The announcement comes in the wake of the spectacular flop of another home care company, California-based HomeHero, which had secured more than $20 million in investments. HomeHero ceased operations in early spring, citing significant challenges after the startup changed its model from contracting to a W-2 model.
A Slow-Growth Business
Respect was one company, like HomeHero, that took aim at the home care space with technology at the forefront. Instead of disrupting the industry, however, Respect discovered that technology wasn’t going to change the fundamental elements of home care operations.
When HHCN caught up with Respect earlier this year, the company had recently opened it doors in Chicago and had only retained six clients. At the time of closing—officially on July 14—the company had roughly 30 clients between its operations in Chicago and Milwaukee.

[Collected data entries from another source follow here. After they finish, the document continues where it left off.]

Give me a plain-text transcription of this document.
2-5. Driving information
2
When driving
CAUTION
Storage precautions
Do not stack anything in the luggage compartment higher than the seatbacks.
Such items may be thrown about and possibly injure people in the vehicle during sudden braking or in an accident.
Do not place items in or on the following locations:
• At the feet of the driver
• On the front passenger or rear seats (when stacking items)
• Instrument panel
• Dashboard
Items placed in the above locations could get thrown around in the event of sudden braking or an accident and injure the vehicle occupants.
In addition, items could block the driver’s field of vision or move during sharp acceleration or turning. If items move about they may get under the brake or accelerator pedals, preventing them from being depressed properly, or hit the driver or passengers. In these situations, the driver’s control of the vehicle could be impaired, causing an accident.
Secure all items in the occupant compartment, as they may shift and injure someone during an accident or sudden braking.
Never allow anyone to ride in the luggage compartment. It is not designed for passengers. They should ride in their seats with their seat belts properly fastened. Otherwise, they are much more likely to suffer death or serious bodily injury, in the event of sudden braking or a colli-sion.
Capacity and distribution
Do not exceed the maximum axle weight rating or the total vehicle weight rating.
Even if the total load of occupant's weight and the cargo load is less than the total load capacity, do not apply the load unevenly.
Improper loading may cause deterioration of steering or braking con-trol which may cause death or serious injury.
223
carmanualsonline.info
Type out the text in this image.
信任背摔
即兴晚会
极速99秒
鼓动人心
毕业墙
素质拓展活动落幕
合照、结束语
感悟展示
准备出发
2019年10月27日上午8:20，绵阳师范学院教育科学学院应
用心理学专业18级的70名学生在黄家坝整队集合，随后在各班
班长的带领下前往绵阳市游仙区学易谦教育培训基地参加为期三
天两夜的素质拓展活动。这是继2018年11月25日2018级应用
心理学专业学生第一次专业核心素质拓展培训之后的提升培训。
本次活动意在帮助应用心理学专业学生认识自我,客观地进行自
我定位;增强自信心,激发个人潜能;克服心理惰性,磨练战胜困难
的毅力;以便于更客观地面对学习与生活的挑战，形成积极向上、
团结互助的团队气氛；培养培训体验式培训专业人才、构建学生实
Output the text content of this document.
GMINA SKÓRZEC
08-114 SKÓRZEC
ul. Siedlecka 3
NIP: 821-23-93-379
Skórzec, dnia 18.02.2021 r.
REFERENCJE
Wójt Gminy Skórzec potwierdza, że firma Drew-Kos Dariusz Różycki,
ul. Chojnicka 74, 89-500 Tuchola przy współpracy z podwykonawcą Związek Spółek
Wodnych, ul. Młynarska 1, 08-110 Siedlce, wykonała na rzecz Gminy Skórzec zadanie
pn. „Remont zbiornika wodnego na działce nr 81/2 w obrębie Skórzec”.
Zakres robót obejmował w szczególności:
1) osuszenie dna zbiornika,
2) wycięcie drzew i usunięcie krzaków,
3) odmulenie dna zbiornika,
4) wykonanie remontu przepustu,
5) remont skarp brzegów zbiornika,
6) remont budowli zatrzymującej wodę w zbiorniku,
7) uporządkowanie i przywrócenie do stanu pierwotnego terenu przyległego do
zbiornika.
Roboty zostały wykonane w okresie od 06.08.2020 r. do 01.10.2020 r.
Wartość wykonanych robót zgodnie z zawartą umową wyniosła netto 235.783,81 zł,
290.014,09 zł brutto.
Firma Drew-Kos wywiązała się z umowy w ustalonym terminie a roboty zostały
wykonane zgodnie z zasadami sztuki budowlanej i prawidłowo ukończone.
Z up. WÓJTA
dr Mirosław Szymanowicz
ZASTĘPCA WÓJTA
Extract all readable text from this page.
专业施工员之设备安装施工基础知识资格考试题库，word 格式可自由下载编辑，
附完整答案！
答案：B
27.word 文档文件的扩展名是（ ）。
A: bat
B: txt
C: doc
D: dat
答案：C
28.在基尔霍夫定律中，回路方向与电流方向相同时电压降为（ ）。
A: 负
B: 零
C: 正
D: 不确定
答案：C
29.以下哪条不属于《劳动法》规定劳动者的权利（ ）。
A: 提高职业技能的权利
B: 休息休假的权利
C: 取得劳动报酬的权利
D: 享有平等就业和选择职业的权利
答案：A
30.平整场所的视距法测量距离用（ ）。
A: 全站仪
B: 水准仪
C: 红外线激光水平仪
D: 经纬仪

“By building a mobile platform, we thought we would improve quality of service and be able to grow faster [than traditional companies],” Respect CEO Bruce Masterson recently told Home Health Care News. “While it did improve service, it did not improve conversion rates to getting clients through the door.”
The company’s technology front-loaded a lot of information for those seeking care, including profiles of caregivers and short videos. However, even with an app that gave clients and their families access to this information easily, converting people into clients was work-laden, with Masterson often being personally involved with each family.
In other words, having the best technology didn’t equate to gaining business and market share at a fast enough pace.
“It’s not a market that, as of today, is very open to anything other than a high-touch referral model,” Masterson explained. “We thought there would be more room, more of a market—particularly with adult children—for using the app for finding caregivers. They use it for tracking caregivers, but not for the upfront part of becoming a client.”
In the future, home care may be more likely to embrace technology as a means to refer clients to providers, Masterson predicts. For now, the industry remains stuck in its ways, he said.
The catalyst over the next decade or so may be the growing need for caregivers.
“The biggest thing that will change [the industry] to adapt to technology is that caregivers will become harder to find,” he told HHCN. “It will force more use of tools in the market. Caregivers are very difficult to find these days, and as more of that continues it will push people toward using technology, and using it more intelligently.”